A propos de l'auteur julien autran

 

Quelques mots sur moi

Tiens, il fait beau ! Que faire aujourd'hui ? Une suggestion : et si, comme y invitait autrefois Blaise Cendrars, le bourlingueur à la plume volante, on allait visiter le bout du monde ? Oh, pas d’inquiétude : ce n'est pas forcément loin. Tu seras même de retour à la maison pour l’heure du dîner si tu le souhaites. Le bout du monde, ça commence parfois en bas de chez toi, au coin de la rue. Tu dois juste savoir saisir l’opportunité qui t’y conduit, lorsqu’elle se présente.

Dans les rues grimpantes du joli vingtième, cette opportunité prend une forme insolite : la charrette à images. Une expo pas comme les autres, qui utilise la rue pour terrain de découverte. Quelle chance, ce n’est pas à toi d’aller à la galerie, c’est l’art et la poésie qui viennent à toi !

Tiens, la voici, la belle charrette : quatre roues comme celles d’un vélo, un support de chêne par-dessus, et par-dessus encore tout un bric-à-brac poétique, artistique, graphique, qui s’adresse à tous les sens. Un monde d’amour, de liberté, de partage et de couleurs.

Vas-y ! « Reniflâne » d’abord : les « vagues senteurs de l’ambre » t’attirent. Laisse tes oreilles approcher : elles saisissent furtivement la mélodie aérienne évadée d’une boîte à musique dont un enfant sur place actionne la petite manivelle… Approche encore et ouvre grands les yeux et l’âme. Voici des casiers à lettres polis par les ans, ceux-là même des halls d’immeubles d’autrefois, dont chacun te promet une histoire de vie si tu l’ouvres.
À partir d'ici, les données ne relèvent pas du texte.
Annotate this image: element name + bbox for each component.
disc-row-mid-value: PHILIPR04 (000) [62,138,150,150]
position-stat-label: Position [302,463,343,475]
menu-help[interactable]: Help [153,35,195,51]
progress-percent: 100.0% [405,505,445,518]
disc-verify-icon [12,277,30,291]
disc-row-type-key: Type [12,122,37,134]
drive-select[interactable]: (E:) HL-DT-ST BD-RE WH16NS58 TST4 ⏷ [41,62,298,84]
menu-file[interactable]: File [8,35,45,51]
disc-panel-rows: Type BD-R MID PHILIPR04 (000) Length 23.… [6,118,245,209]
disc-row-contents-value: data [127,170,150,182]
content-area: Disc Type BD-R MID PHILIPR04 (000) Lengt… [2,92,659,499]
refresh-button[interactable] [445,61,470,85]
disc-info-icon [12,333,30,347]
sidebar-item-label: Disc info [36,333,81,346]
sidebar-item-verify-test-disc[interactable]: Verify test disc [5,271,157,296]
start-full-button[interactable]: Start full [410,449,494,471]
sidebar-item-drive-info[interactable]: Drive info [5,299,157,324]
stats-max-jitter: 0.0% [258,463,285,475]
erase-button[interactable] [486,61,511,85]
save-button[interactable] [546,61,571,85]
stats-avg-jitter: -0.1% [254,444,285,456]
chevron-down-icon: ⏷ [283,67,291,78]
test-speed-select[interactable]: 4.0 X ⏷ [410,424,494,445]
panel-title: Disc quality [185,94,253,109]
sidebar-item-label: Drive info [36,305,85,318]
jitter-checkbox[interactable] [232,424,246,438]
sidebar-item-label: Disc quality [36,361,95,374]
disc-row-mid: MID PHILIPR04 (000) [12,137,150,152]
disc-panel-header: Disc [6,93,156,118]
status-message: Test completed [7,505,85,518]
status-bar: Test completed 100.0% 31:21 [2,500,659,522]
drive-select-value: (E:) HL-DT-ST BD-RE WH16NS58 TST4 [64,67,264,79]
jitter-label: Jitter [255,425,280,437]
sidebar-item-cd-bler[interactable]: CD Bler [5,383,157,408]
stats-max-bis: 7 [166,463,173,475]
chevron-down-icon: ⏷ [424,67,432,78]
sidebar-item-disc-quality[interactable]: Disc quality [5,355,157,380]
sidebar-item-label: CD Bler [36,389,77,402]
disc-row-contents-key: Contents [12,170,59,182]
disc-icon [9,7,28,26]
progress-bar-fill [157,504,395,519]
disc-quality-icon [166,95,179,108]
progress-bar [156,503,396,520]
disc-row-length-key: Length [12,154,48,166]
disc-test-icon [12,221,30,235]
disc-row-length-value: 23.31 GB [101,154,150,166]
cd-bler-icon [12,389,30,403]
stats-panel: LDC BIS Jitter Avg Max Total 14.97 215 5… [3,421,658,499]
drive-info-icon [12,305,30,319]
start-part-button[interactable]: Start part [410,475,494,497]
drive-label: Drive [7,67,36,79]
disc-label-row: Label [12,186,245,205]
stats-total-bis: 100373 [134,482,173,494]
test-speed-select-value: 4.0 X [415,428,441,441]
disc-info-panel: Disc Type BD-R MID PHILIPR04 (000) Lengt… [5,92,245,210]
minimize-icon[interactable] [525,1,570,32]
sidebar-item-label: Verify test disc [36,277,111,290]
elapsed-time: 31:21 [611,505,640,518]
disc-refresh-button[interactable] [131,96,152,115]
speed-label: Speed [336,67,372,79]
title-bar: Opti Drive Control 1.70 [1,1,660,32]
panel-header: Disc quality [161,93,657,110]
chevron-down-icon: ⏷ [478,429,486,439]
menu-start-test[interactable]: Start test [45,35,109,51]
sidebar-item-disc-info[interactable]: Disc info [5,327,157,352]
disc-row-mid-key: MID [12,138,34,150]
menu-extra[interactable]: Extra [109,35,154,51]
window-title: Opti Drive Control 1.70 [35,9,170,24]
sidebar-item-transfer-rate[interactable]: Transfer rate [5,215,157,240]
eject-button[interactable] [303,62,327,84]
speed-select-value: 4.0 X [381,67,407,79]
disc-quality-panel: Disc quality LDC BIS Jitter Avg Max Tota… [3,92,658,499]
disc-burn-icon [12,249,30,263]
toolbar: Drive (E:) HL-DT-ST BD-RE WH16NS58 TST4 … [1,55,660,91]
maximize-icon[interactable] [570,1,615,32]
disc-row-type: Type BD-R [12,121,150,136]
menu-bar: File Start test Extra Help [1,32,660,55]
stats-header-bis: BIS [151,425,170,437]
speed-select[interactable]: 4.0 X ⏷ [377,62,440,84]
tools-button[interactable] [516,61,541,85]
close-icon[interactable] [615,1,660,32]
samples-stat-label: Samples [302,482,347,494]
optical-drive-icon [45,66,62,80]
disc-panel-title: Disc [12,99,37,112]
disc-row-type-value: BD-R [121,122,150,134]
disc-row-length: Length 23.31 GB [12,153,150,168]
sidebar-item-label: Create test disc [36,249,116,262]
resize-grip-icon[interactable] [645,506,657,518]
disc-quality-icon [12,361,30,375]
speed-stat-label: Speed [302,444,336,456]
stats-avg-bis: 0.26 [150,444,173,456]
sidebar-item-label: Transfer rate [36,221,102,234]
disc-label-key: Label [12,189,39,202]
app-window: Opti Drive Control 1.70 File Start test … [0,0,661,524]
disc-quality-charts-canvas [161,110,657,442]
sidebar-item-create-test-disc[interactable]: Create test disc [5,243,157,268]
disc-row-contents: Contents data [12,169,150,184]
Vas-y, ouvre ! Des dessins collés, des étoffes lointaines assemblées, des aquarelles composées, des carnets remplis, des photos de sourires prises au gré des voyages, au Pérou, à Madagascar, au Vietnam, au Mali. C’est beau les voyages.

Le conducteur de ce bel attirail sensoriel se prénomme Julien. Tu le croiseras à l'heure où les bourgeons bourgeonnent et les fleurs fleurissent, tractant sa charrette à p’tits bonheurs. A bout d’bras et à la force du sourire ! Tout le contraire d’un fardeau ! « Souveniiiiiirs ! Joie de viiiiivre ! », pourrait-il te crier au loin, s’il te voyait arriver, reproduisant les gestes et la parole des rémouleurs d’autrefois, ceux qui hantent encore ce faubourg magnifique.

Alors à Belleville, quand tu croises Julien sur un coin de placette, il ne faut pas hésiter à venir lui conter fleurette, à laisser vivre l’instant impromptu où ses beautés s'exposent sous un tilleul, à laisser se faire la rencontre hasardeuse de vos deux regards d'enfance, à laisser aller le bout de promenade rêveuse dans tes propres souvenirs partagés avec les siens ou ceux d'un autre. Souviens-toi du lac Titicaca ! S’il te plaît, dessine-moi un portrait chinois : si tu étais un paysage enfoui, tu serais plutôt marché africain ou soleil du soir sur la baie d’Halong ?

Là haut sur la colline de Belleville, le soleil rougit aussi et la charrette se remet à cheminer à la recherche d’autres têtes, d’une autre placette. Au gré du vent et des gens, libre à toi, libre à chacun, de suivre cet oiseau de passage ouvert aux gens qui passent, toujours prêt à s’évader quelques heures avec qui voudra. Tu l’as compris, mon enfant, ma sœur, le frêle vaisseau urbain n’impose pas sa poésie. Enivrant, il vient assouvir ton moindre désir. C’est le bout du monde qui vient à toi. C’est une invitation au voyage, comme si Baudelaire te prenait par la main.